マクバーニー演出の舞台は、何年か前に世田谷パブリックで見た『ストリート・オブ・クロコダイル』の印象がいまだ鮮烈に残っている。独創的な演劇的表現のアイディアを豊富に持つ演出家だと思う。

今回の『春琴』では、現代の録音スタジオでの『春琴抄』の朗読という設定を外側にもってきて、その中で『陰影礼賛』のテクストを少々からめつつ、『春琴抄』の物語が再現される。作者の谷崎自身も語り手のひとりとして舞台に登場する。この外枠構造や作者の谷崎と『陰影礼賛』のテクストの介入は、『春琴抄』の物語に効果的にからんでいたとは思えなかったし、深津絵里のきんきんした声にも違和感を覚えた。

しかし陰影を強調した簡素な舞台の中で、衣裳の早替りや背景の映像、繊細な照明の変化、シンプルな棒や畳の並び替えなどの手段を使って舞台の様相を変容させて行くやり方の洗練ぶり、音楽の使い方、そしてとりわけ春琴をある年齢まで出遣いの人形や「人形ぶり」の役者によって演じさせるアイディアにはマクバーニらしい才気を感じた。

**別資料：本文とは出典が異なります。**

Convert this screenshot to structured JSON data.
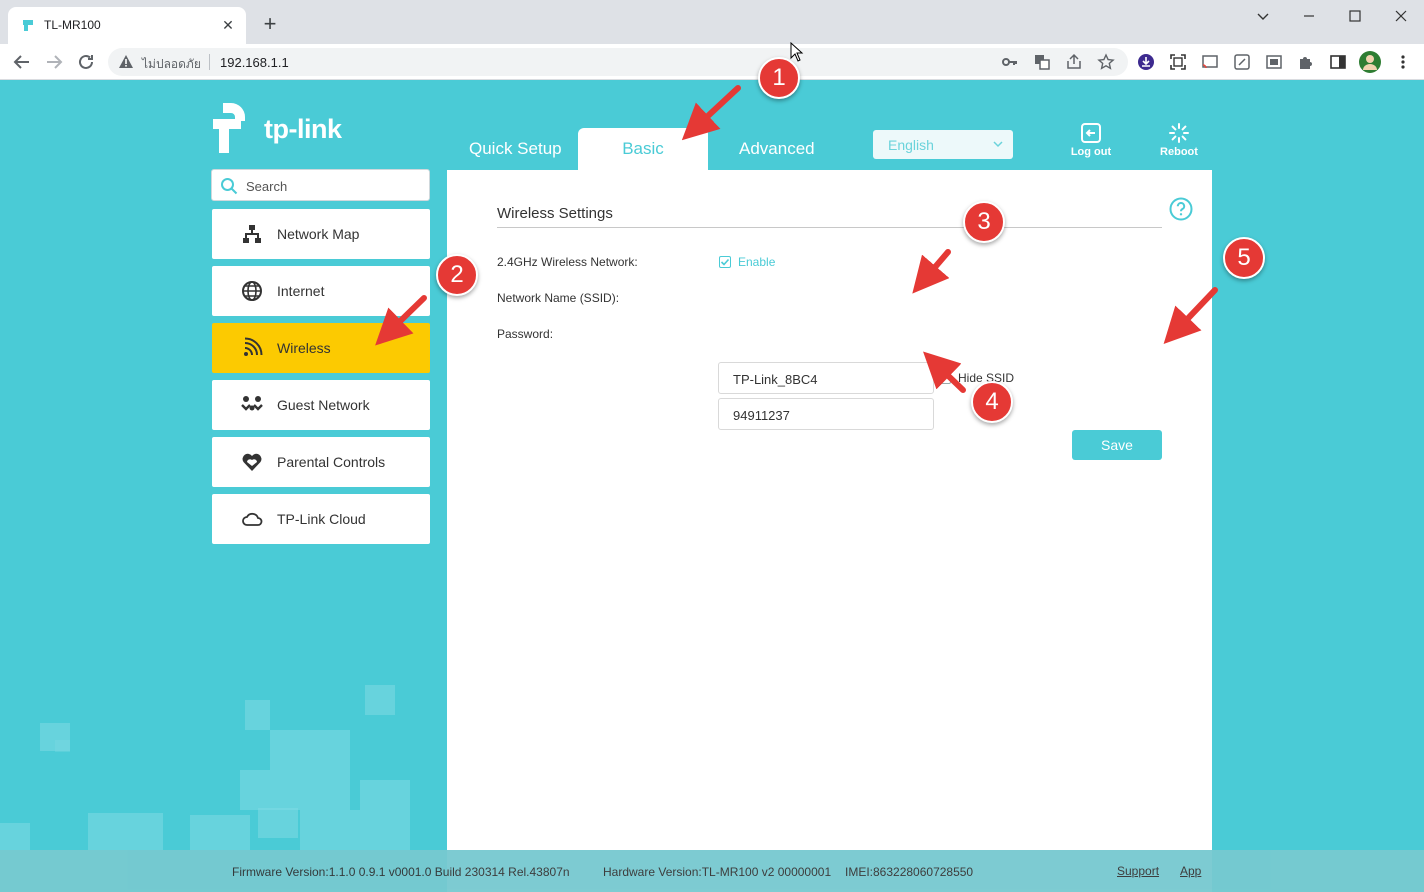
{
  "browser": {
    "tab_title": "TL-MR100",
    "insecure_label": "ไม่ปลอดภัย",
    "url": "192.168.1.1",
    "new_tab_symbol": "+",
    "close_tab_symbol": "✕"
  },
  "brand": {
    "logo_text": "tp-link",
    "accent_color": "#4acbd6",
    "active_color": "#fcca01"
  },
  "top_nav": {
    "quick_setup": "Quick Setup",
    "basic": "Basic",
    "advanced": "Advanced",
    "language": "English",
    "logout": "Log out",
    "reboot": "Reboot"
  },
  "sidebar": {
    "search_placeholder": "Search",
    "items": [
      {
        "label": "Network Map",
        "icon": "network-map-icon"
      },
      {
        "label": "Internet",
        "icon": "globe-icon"
      },
      {
        "label": "Wireless",
        "icon": "wireless-icon",
        "active": true
      },
      {
        "label": "Guest Network",
        "icon": "guest-network-icon"
      },
      {
        "label": "Parental Controls",
        "icon": "parental-controls-icon"
      },
      {
        "label": "TP-Link Cloud",
        "icon": "cloud-icon"
      }
    ]
  },
  "wireless": {
    "title": "Wireless Settings",
    "band_label": "2.4GHz Wireless Network:",
    "enable_label": "Enable",
    "enable_checked": true,
    "ssid_label": "Network Name (SSID):",
    "ssid_value": "TP-Link_8BC4",
    "hide_ssid_label": "Hide SSID",
    "hide_ssid_checked": false,
    "password_label": "Password:",
    "password_value": "94911237",
    "save_label": "Save"
  },
  "footer": {
    "firmware": "Firmware Version:1.1.0 0.9.1 v0001.0 Build 230314 Rel.43807n",
    "hardware": "Hardware Version:TL-MR100 v2 00000001",
    "imei": "IMEI:863228060728550",
    "support": "Support",
    "app": "App"
  },
  "annotations": [
    "1",
    "2",
    "3",
    "4",
    "5"
  ]
}
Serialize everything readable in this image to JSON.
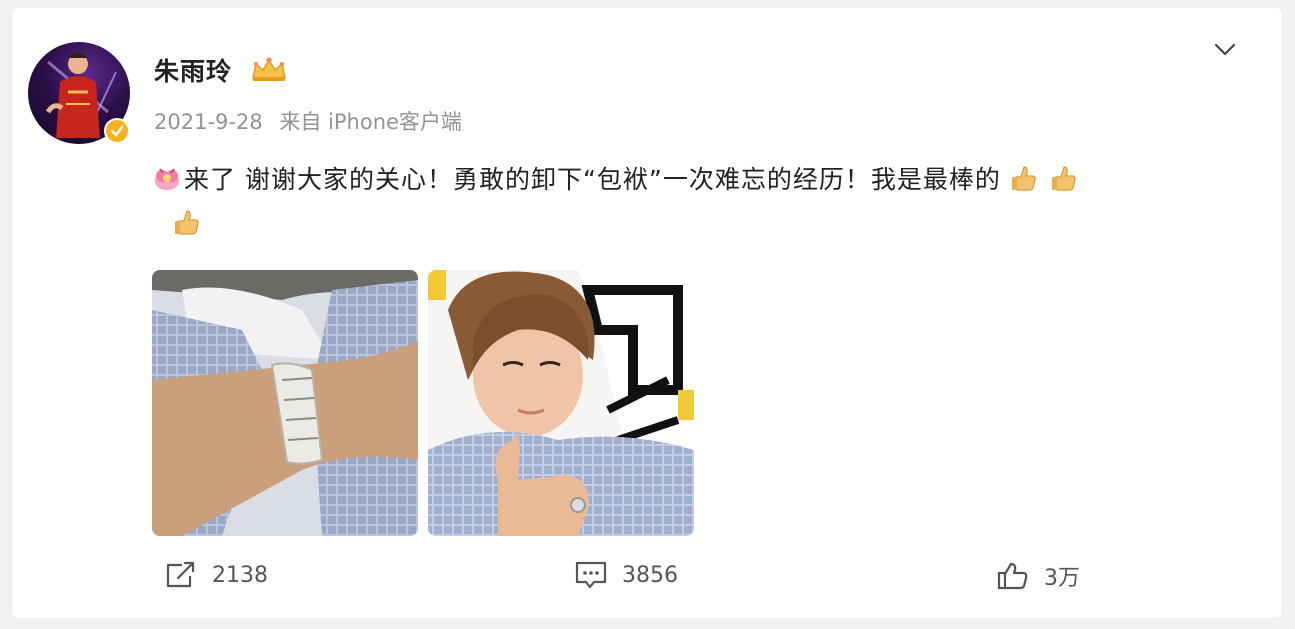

「春琴」の人形は深津絵里が操作し、その台詞も深津絵里がしゃべる。彼女がずっと人形遣いをやるのかと思っていると、成人した春琴が佐助を激しく折檻していたぶる場面で、春琴の役が人形から深津絵里に移行していく。この魂のない人型から、生身の人間へと春琴が変化して行く様の劇的効果がとてもみごとで印象に残っている。
全体的には『春琴抄』の耽美的世界を、しっかりとテクストを読み込んだ上で演劇的方法を使って鮮やかに変換した優れた舞台だと思った。僕は大いに楽しむことができた舞台だった。